Understanding Time Spreads:
- Time Spread: A strategy that involves using options with different expiry dates.
- Calendar Spread: Involves options with the same strike price but different expiration dates.
- Diagonal Spread: Involves options with different strike prices and expiration dates.
Key Concepts:
- Volatility Cones: These show implied volatility for different timeframes (1, 3, 6, 9, 12 months), highlighting that short-term volatility is more variable than long-term.
- Profit from Volatility Difference: Time spreads capitalize on differences in volatility between short and long-term options.
- Typical Setup: Generally involves buying a long-term option and selling a short-term option, particularly effective if short-term volatility is higher.
Examples and Strategies:
- Earnings Play: Selling short-term options with high volatility (e.g., due to earnings reports) and buying longer-term options.

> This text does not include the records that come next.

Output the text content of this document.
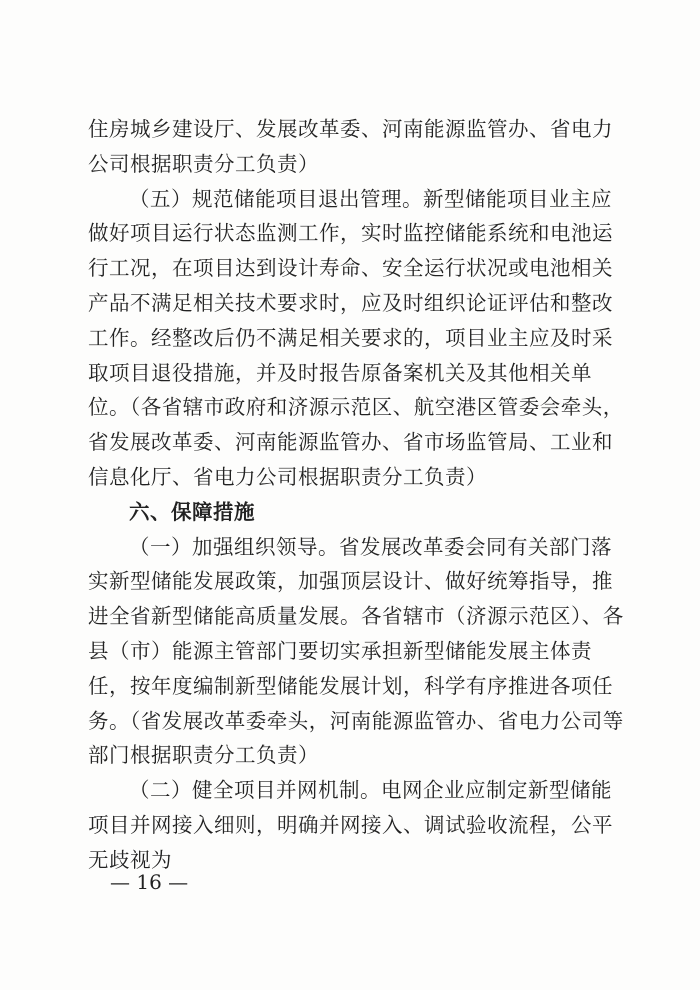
住房城乡建设厅、发展改革委、河南能源监管办、省电力公司根据职责分工负责）

（五）规范储能项目退出管理。新型储能项目业主应做好项目运行状态监测工作，实时监控储能系统和电池运行工况，在项目达到设计寿命、安全运行状况或电池相关产品不满足相关技术要求时，应及时组织论证评估和整改工作。经整改后仍不满足相关要求的，项目业主应及时采取项目退役措施，并及时报告原备案机关及其他相关单位。（各省辖市政府和济源示范区、航空港区管委会牵头，省发展改革委、河南能源监管办、省市场监管局、工业和信息化厅、省电力公司根据职责分工负责）

六、保障措施

（一）加强组织领导。省发展改革委会同有关部门落实新型储能发展政策，加强顶层设计、做好统筹指导，推进全省新型储能高质量发展。各省辖市（济源示范区）、各县（市）能源主管部门要切实承担新型储能发展主体责任，按年度编制新型储能发展计划，科学有序推进各项任务。（省发展改革委牵头，河南能源监管办、省电力公司等部门根据职责分工负责）

（二）健全项目并网机制。电网企业应制定新型储能项目并网接入细则，明确并网接入、调试验收流程，公平无歧视为

— 16 —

- Low Volatility Environment: Consider buying short-term options and selling long-term options to exploit the volatility differences.
- Risk Management: Time spreads generally have defined risks but can become undefined risk strategies if not managed correctly at expiration.
Practical Tips:
- Monitor Positions Closely: Time spreads require careful monitoring, especially at the expiration of the short-term option.
- Volatility Graphs: Utilize tools like Saxo Trader Pro’s volatility graphs to assess implied volatility across different expiries.
- Experience Required: Time spreads are more suitable for advanced traders due to their complexity and the need for active management.
Conclusion: Time spreads are primarily volatility plays and are not recommended for novice traders. Traders should have a solid understanding of both volatility and the underlying asset to successfully implement time spreads. In this episode, Koen and Peter provide invaluable insights and practical advice for mastering these advanced strategies.